大竹望はお祝いに思い切ったことをしようと思った、それでだった。
「スカイダイビングするの?」
「そうするの?」
「ええ、もうね」
大学で友人達に話した。茶色の髪の毛をやや短いセミロングにしていて大きな切れ長の三白眼の目で唇はピンクである。色白で顎がすっきりとしていて背は一五九位でスタイルがいい。
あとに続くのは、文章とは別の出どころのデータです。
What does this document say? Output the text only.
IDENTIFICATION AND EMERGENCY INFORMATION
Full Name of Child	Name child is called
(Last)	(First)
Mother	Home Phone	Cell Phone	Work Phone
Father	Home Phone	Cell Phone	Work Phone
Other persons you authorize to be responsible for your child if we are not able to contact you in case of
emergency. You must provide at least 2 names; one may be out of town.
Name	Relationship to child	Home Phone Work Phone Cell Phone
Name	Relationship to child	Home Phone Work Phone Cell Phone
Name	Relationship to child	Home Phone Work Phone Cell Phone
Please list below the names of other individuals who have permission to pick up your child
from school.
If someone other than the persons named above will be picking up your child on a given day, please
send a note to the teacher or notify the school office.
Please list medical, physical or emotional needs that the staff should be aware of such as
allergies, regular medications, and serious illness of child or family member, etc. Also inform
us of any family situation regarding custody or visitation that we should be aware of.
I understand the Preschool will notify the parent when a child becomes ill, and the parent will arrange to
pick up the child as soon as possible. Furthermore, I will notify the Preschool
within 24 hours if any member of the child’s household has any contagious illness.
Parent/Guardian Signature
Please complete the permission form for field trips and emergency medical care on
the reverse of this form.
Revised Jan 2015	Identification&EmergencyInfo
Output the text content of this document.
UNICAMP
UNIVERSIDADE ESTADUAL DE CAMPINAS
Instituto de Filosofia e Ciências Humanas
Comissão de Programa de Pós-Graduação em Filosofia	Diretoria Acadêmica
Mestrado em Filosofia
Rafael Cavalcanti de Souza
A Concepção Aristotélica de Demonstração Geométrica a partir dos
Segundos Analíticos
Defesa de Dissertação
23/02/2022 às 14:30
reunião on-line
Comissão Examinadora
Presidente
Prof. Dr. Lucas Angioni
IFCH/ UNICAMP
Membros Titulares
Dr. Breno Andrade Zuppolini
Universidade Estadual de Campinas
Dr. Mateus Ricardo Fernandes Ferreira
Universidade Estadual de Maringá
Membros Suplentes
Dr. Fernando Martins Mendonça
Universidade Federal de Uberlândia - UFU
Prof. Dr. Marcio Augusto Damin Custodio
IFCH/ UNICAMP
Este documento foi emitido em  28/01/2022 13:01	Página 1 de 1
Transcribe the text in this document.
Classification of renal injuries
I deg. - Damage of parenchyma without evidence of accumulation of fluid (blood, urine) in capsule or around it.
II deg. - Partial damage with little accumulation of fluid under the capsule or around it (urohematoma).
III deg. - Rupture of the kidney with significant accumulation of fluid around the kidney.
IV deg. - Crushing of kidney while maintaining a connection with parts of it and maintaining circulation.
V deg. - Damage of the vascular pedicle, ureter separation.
ズボンとシャツというラフな格好である。
「思い切ってよ」
「凄いことしたい」
「それで何かって考えて」
「それするの」
「スカイダイビングするの」
「チャレンジしてみるわ、いやどんなものかね」
友人達にさらに話した。
「怖いけれどね」
「楽しみなのね」
「望ちゃんとしては」
「そうなのね」
「お空飛んでる飛行機から飛び降りて」
そうしてというのだ。
「パラシュート開いて落下する」
「若し開かなかったら」
「そう思うとね」
「かなり怖いわね」
「けれど開くのが普通だから」
それでというのだ。
「本当にね」
「思い切ってなのね」
「やってみるのね」
「飛び降りてみるのね」
「そうしてみるわ」
こう言ってだった。
望はスカイダイビングをしてみることにした、家でもこの話をしたが両親は流石にという顔になって話した。
「いや、ちょっとな」
「そりゃパラシュートあるけれど」
「危ないだろ」
「万が一があるでしょ」
「いや、私インストラクターやってるから」
ここで妹の桜が言ってきた、姉そっくりの外見だが黒髪をポニーテールにしていて一センチ程小柄である。
「何なら私のところ来る?」
「えっ、アルバイトそっちか」
「アルバイトしているのは知ってたけれど」
「お前スカイダイビングか」
「そっちのアルバイトしたの」
「大学通いながらお勉強もして」
桜は両親に笑顔で話した。
「今じゃ資格も持ってるわ」
「インストラクターのか」
「そうなの」
「だからもうね」
既にという口調での言葉だった。
「就職もそっちで決まってるし」
「私より一つ下で」
就職が決まったばかりの望も少し驚いて応えた。
「それでもなのね」
「そうなのよ、実はね」
「それは何よりね、それでなの」
「うん、よかったらね」
「あんたのところでなのね」
「やってみる?スカイダイビング」
「あんたが言うならね」
桜は子供の頃から器用だ、望もこのことを知っていてだった。
彼女がインストラクターをしているスカイダイビングの企業に応募してそうしてそちらで飛び降りることにした。
その時の付き添いは桜だったが。
「姉妹一緒にね」
「飛び降りるのね、これから」
「うん、ただね」
ここで桜は姉に強い声で言った。
「若し何かあったらね」
「お空から飛び降りるから」
「死ぬから」
このことを真顔で言うのだった。